# [SOLVED] What version of Nero works with Windows 7 ?



## zhong (Aug 1, 2010)

What version of Nero works well with Windows 7 ?

I understand Nero 6.X doesn't work with Windows 7 ?

Is there any freeware burning software which can do diskcopy and make DVD video from video files with Windows 7 ?

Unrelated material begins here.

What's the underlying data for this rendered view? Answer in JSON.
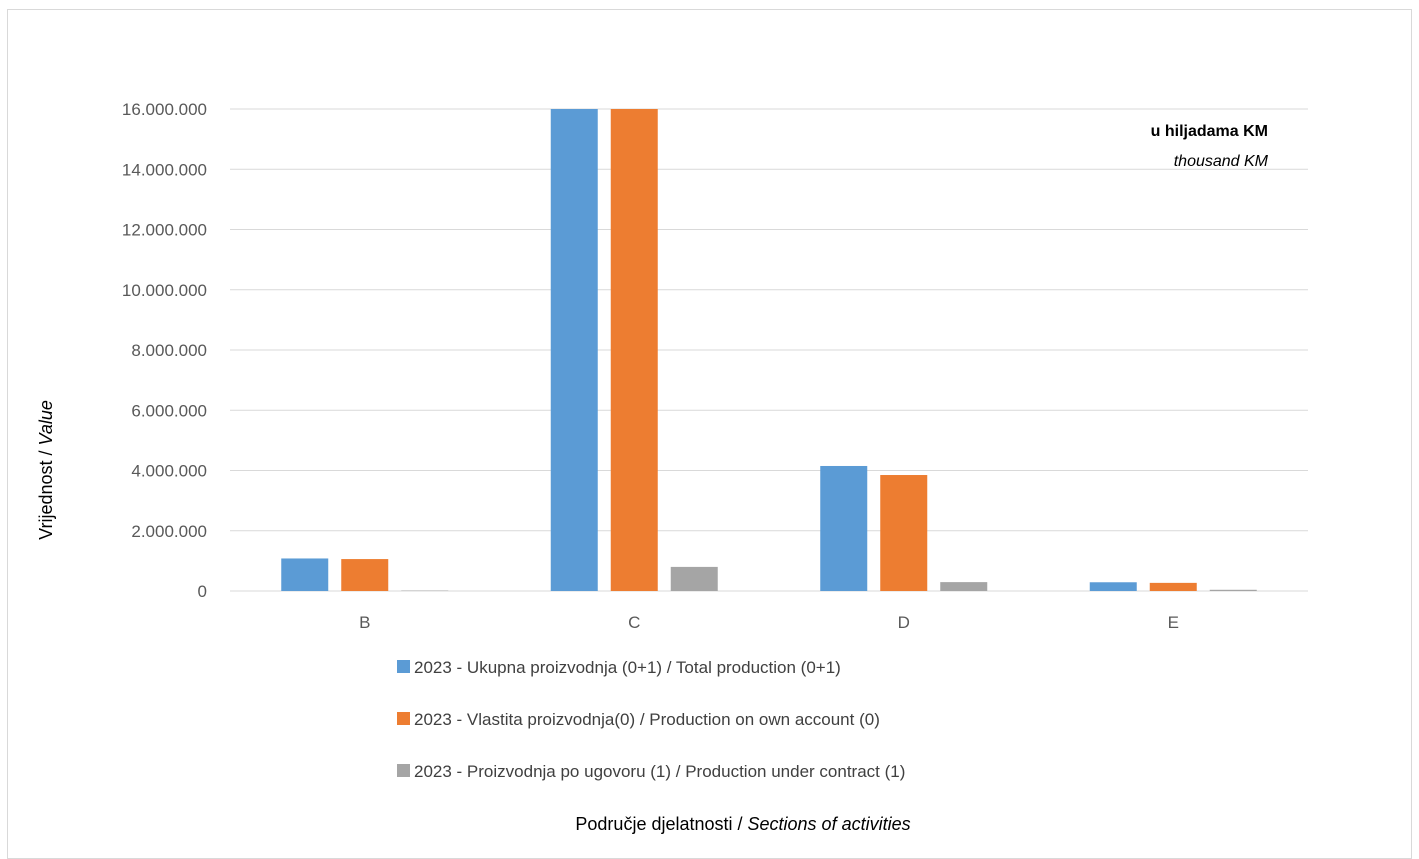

DVD flick works right ? But it doesn't have dvd/cd diskcopy feature.
It just makes DVD video from different video files formats.

Thanks.


----------



## jcgriff2 (Sep 30, 2007)

*Re: What version of Nero works with Windows 7 ?*

Nero v10 is the current version - Nero - CD DVD Burning, Video Editing Software, Backup Software - Official Site

I use ImgBurn for burning ISO to DVD-R - The Official ImgBurn Website


----------



## JMT21 (May 5, 2009)

*Re: What version of Nero works with Windows 7 ?*

I am currently running Nero Multimedia Suite 10 Platinum HD on Windows 7 Ultimate x64 and it works great!


----------



## jcgriff2 (Sep 30, 2007)

*Re: What version of Nero works with Windows 7 ?*

Good to hear.

Enjoy Windows 7!

Regards. . .

jcgriff2

`


----------